突然被委派重任的李富贵:……
就怀疑自己的耳朵出了毛病!
前头爷受伤的时候,福晋哭得跟没了老子娘似的。遍请名医,各种亲力亲为。不知道的,还以为爷行将不治了呢。这一晚上才到黑,就大变脸成这样,连人都给直接扔出来了?
“还愣着作甚?”胤襈皱眉,直接一脚踹过去:“没听着福晋如何吩咐?照顾不好爷,让福晋挂心,仔细发罚你去倒恭桶!”
得!爷跟福晋闹别扭,最后倒霉的,居然是他这个可怜的奴才。
谁让他命贱,生来就是个伺候人的呢?李富贵点头哈腰,赶紧传轿子伺候这位爷去了书房。然后一天,两天,一旬……那点子伤早都好了,爷的脾气却越来越大了。
一样火大的,还有太子胤礽。
起初被拘在毓庆宫,他心里虽万分气恼惊怒。却并不如何惶恐,父子君臣了那么久。康熙足够了解他,同样的他爷足够了解康熙。不管从国本、感情还是备选之人等,他都顾忌深深,且没有更好的选择。
可一天过去,五天过去,十天过去。
他所抄的那些个经书,写的那些诗都如石沉大海。莫说如年少时那般被赞誉,便连个回音也没。
眼看着春去夏至,皇额娘的忌日与他的生日到来。往年都会亲自或者遣人祭拜皇额娘,与他一起怀念皇额娘,吩咐人给他好生煮一碗长寿面的皇阿玛停止了一切这所有的一切。
彻底忘了他这个曾经最为珍爱的儿子般!
胤礽终于坐不住。
提笔写了篇祭文,让自己的贴身太监何玉柱送往乾清宫。恳请皇阿玛祭拜皇额娘的时候,一并烧了去!恕儿子不孝,不能亲往祭拜了。
这时候没有甚白月光、朱砂痣的说法。
若有,康熙自己也得承认,他的梦中白月光是赫舍里,心口上的朱砂痣也是!
两人虽缘起于政治联姻,大婚时还是对感情懵懵懂懂的俩小孩儿。
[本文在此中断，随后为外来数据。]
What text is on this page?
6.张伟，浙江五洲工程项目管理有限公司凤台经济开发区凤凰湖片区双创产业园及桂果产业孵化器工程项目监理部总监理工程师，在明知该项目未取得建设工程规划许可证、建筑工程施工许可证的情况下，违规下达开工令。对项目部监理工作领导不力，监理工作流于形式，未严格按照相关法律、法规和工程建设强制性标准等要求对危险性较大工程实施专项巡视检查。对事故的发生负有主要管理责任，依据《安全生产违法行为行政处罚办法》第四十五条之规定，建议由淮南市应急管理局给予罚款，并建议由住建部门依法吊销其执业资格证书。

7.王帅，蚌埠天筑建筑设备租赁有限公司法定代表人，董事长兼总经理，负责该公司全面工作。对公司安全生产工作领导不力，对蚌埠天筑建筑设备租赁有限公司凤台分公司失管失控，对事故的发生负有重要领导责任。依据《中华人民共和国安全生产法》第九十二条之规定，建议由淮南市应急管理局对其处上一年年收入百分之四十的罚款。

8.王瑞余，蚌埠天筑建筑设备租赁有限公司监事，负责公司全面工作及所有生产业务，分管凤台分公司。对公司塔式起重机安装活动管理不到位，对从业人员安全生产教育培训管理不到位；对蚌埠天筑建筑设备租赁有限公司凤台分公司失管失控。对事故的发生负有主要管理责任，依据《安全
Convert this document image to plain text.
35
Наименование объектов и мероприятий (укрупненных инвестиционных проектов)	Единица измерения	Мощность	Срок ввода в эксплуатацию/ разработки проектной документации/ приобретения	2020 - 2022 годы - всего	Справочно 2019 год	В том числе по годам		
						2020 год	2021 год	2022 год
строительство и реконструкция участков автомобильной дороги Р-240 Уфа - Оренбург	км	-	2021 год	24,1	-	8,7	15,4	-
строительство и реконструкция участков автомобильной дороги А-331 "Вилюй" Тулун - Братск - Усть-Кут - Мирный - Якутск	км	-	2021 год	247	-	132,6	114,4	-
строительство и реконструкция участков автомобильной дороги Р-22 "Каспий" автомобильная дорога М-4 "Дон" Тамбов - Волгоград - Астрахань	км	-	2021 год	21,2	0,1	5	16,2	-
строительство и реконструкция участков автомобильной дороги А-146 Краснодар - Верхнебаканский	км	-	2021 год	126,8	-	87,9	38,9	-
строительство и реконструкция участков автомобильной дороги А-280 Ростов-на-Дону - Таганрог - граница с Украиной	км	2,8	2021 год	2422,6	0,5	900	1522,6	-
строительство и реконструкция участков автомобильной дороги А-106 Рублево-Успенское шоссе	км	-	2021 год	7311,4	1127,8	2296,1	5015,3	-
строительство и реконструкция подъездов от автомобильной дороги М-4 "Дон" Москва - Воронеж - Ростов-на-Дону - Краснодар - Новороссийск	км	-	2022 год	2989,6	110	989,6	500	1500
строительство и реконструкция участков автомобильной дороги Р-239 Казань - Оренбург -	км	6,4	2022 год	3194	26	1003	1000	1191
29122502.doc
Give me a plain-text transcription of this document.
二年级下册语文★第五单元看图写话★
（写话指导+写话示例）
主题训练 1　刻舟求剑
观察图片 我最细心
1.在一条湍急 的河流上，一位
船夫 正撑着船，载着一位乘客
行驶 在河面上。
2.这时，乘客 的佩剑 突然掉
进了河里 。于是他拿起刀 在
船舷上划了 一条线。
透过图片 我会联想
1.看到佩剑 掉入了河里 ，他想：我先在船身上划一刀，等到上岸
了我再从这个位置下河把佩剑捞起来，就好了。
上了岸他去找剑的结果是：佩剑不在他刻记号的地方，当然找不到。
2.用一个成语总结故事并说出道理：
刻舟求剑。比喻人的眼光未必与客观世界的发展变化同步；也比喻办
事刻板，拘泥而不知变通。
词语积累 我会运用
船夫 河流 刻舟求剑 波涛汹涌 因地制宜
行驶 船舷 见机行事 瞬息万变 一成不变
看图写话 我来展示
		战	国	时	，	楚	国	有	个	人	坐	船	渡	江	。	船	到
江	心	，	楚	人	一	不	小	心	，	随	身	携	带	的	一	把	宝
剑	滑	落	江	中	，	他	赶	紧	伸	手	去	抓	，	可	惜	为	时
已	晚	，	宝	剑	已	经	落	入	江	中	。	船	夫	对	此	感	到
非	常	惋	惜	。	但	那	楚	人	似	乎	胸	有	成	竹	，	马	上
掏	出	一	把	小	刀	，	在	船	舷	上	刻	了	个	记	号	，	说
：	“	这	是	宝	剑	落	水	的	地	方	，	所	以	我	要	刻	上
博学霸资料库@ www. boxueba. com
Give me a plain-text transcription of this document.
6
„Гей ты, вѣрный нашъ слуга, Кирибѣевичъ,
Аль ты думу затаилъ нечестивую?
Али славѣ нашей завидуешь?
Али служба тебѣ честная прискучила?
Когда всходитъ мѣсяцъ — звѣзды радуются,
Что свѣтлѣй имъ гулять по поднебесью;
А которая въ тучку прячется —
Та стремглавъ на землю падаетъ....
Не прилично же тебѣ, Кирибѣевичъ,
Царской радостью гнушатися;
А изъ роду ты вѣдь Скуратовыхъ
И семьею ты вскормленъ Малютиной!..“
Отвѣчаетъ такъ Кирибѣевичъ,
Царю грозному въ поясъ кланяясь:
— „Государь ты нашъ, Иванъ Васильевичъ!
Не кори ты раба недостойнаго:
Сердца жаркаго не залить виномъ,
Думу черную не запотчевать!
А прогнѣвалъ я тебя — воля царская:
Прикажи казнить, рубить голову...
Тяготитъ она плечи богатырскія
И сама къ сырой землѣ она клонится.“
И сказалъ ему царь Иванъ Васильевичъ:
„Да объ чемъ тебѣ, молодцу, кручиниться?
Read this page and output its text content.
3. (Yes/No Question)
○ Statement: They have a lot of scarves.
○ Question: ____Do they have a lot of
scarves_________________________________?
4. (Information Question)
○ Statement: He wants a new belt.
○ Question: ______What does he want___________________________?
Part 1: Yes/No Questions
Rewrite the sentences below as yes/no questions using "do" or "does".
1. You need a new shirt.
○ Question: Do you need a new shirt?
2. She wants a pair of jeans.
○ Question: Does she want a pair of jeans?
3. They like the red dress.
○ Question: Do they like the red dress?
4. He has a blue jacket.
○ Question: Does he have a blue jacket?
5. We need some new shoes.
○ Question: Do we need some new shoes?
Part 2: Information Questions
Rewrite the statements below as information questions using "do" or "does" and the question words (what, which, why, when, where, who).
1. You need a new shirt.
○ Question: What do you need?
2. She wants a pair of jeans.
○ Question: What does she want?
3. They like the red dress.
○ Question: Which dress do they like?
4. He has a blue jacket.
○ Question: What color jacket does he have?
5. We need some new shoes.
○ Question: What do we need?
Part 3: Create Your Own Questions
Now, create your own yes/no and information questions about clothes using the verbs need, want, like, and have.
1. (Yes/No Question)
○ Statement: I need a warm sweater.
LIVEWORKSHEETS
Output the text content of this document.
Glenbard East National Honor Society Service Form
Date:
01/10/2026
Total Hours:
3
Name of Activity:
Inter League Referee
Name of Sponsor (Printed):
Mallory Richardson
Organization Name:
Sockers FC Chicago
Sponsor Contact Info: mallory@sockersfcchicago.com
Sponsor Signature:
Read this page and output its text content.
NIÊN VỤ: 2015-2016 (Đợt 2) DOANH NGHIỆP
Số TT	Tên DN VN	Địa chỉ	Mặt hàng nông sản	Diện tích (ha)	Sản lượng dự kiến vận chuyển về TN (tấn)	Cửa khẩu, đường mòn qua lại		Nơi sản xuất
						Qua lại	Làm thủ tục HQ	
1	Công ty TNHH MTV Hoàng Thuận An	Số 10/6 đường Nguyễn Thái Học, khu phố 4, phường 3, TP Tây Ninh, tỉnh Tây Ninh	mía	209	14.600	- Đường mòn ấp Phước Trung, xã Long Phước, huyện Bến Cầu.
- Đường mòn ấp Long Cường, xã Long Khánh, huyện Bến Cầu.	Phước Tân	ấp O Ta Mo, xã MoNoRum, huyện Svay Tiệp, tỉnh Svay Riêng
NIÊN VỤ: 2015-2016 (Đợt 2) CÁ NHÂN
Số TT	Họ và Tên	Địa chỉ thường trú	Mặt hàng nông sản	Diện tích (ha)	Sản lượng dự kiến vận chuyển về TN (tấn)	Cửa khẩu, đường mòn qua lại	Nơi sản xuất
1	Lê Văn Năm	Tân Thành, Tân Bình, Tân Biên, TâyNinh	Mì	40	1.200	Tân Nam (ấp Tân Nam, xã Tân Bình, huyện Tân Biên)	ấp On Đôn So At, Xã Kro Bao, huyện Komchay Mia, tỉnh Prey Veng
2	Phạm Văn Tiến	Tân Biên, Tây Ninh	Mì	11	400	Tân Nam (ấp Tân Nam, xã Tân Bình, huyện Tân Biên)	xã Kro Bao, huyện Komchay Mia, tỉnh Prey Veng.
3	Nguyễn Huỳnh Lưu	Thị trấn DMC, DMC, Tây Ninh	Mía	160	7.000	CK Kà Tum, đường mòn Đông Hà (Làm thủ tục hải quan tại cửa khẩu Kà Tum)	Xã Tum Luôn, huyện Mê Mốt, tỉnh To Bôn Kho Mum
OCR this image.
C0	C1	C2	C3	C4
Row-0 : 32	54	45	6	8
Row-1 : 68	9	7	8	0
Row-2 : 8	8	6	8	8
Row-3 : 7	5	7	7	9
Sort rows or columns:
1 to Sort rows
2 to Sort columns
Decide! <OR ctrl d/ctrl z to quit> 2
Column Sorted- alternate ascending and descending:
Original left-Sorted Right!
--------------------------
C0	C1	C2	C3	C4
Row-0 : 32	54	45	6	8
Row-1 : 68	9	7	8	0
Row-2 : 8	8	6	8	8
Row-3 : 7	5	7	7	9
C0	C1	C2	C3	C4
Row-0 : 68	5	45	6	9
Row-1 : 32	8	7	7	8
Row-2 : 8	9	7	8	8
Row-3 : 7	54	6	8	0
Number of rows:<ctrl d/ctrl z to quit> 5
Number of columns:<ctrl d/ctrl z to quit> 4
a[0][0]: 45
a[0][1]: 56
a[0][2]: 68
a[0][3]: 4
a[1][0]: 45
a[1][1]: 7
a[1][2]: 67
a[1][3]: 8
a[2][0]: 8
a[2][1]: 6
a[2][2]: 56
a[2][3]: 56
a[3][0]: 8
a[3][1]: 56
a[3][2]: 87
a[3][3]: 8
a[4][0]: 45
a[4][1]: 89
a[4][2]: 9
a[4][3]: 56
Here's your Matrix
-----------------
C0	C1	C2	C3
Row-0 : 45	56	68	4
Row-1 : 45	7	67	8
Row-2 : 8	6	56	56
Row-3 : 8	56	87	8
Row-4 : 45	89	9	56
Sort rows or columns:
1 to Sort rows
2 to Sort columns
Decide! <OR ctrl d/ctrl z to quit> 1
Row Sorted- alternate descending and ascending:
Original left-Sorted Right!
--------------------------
但架不住那时候先有鳌拜擅权,后有三藩作乱。内忧外患之中,一直是赫舍里站在他身边。帮他整顿宫务,约束后宫,听他所有的烦恼憋屈,鼓励他砥砺前行。
更豁出命来,为他先后诞育两个嫡子。如花生命还未来得及盛放,就彻底凋零。
当年后初薨,康熙甚至不顾朝臣反对,将其直接停灵在帝王专用的乾清宫。自她辞世到康熙十六年,圣驾亲往祭拜八十余次。
也是念及此,胤礽的错误才一次又一次地被宽恕。
而今次……
康熙瞅了瞅案上的相关结果,一口老血就忍不住要吐出来。气呼呼往毓庆宫,直接让所有人等退下。
一脚就把胤礽踹倒:“混账东西,还敢拿你皇额娘作筏?若她在天有灵,都不知道有多后悔生了你这么个蠢货!朕素来优待东宫,你这混账的吃穿用度比朕都有过之而无不及!”
“平时禄米有数,赏赐无数。你皇额娘的嫁妆,也悉数都给了你,怎么还就把你穷成这样?先是从内务府中捞钱,后又从国库里面借。现在内务府捞不到,国库也借不着,你这混账就盯住了江南盐政是不是?”
胤礽:……
能说他其实也不想,但那些个朝臣太不好拉拢了么?一个个的,凭他人格魅力完全征服不了。尤其国库清欠的时候,他简直快被银子二字给逼疯。无奈何之下,可不就得动点歪脑筋?
不能说,都不能说,他只有哭:“呜呜呜,皇阿玛儿子错了,儿子真错了!我……”
“我也是不得已啊!”
“眼看着底下的弟弟们越发出息,一个赛一个的光彩耀目,显得儿子这个太子越发的平庸无能。就好像当年您亲征噶尔丹,儿子也热血沸腾着,愿随您一同前往。父子齐心,荡平噶尔丹。”
“可您反对,诸臣苦劝。无奈何间,儿子只能留下来监国、给您筹措粮草。眼看大哥得封郡王,风光无限。”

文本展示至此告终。